In a developing legal situation, HDFC Bank , one of India's leading private sector banks, finds itself at the center of attention as its CEO, Sashidhar Jagdishan, faces scrutiny over an FIR alleging cheating and fraud.

Judicial Recusals Mount

The case has taken an intriguing turn as a fourth judge of the Bombay High Court has recused from hearing Jagdishan's plea against the FIR. This series of recusals has raised eyebrows in legal circles and adds another layer of complexity to the ongoing case.
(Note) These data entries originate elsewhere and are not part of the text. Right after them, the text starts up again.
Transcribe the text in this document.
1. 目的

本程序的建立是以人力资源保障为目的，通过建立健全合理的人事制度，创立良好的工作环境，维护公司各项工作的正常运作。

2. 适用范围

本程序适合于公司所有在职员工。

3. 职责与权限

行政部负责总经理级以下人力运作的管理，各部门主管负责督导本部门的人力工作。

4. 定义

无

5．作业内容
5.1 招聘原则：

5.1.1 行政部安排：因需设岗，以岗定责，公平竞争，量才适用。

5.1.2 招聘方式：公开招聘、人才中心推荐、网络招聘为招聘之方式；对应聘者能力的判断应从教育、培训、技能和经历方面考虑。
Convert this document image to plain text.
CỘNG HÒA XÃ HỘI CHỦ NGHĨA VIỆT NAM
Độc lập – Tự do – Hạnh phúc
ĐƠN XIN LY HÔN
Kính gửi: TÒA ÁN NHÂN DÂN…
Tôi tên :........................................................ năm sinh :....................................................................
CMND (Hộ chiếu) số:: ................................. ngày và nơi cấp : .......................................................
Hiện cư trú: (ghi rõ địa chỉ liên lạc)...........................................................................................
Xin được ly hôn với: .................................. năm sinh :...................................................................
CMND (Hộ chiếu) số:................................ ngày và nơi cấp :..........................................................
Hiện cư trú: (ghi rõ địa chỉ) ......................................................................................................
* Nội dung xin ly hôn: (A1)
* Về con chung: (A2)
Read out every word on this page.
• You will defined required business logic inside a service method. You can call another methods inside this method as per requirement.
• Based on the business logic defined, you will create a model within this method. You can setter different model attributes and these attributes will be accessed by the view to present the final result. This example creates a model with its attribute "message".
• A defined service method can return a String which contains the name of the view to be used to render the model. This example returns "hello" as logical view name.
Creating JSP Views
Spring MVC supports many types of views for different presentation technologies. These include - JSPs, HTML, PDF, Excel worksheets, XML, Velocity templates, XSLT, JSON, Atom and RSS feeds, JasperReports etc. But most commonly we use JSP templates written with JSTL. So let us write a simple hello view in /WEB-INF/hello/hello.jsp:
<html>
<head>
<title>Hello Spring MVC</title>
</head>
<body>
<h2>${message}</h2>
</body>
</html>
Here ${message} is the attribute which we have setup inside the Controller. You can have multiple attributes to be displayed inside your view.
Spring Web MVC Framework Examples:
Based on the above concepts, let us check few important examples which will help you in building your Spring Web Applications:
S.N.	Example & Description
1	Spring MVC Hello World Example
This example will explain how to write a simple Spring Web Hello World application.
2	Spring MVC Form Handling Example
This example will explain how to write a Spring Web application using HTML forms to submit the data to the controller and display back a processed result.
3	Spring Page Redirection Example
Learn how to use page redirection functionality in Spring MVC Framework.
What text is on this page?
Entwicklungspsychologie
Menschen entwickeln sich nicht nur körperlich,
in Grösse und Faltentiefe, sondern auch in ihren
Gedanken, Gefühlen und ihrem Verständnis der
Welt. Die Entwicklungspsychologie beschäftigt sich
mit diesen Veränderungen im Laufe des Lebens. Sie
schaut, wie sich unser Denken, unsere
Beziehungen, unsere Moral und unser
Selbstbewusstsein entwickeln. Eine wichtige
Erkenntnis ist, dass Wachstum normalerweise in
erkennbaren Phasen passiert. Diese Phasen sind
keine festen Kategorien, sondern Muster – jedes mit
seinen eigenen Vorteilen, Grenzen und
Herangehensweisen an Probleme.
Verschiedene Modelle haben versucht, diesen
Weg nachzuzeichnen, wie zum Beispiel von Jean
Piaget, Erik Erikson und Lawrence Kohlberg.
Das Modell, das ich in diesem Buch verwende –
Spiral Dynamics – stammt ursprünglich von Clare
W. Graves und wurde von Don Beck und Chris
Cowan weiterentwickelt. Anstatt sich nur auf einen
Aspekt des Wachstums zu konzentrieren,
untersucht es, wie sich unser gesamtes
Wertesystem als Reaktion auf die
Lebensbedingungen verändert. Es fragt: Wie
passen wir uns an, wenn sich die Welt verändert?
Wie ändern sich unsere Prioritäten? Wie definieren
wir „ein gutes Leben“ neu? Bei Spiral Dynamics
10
Allegations Against the CEO

The FIR at the heart of this legal matter was filed based on a complaint by the Lilavati Kirtilal Mehta Medical Trust. The trust has leveled serious accusations against Jagdishan, alleging that he accepted a ₹2.05 crore bribe in exchange for financial advice.

Case Details

Category Details
Charges Cheating and fraud
Complainant Lilavati Kirtilal Mehta Medical Trust
Alleged Bribe Amount ₹2.05 crore
Next Hearing Date July 14

Implications for HDFC Bank

This legal challenge comes at a crucial time for HDFC Bank, as it navigates through a significant merger with HDFC Ltd. The allegations against its CEO could potentially impact investor sentiment and the bank's reputation in the short term.

What's Next?

As the case is scheduled for hearing on July 14, all eyes will be on the Bombay High Court. The repeated recusals by judges add an element of uncertainty to the proceedings, and it remains to be seen how this will affect the timeline and outcome of the case.

HDFC Bank and its stakeholders will be keenly watching the developments, as the resolution of this case could have significant implications for the bank's leadership and its ongoing strategic initiatives.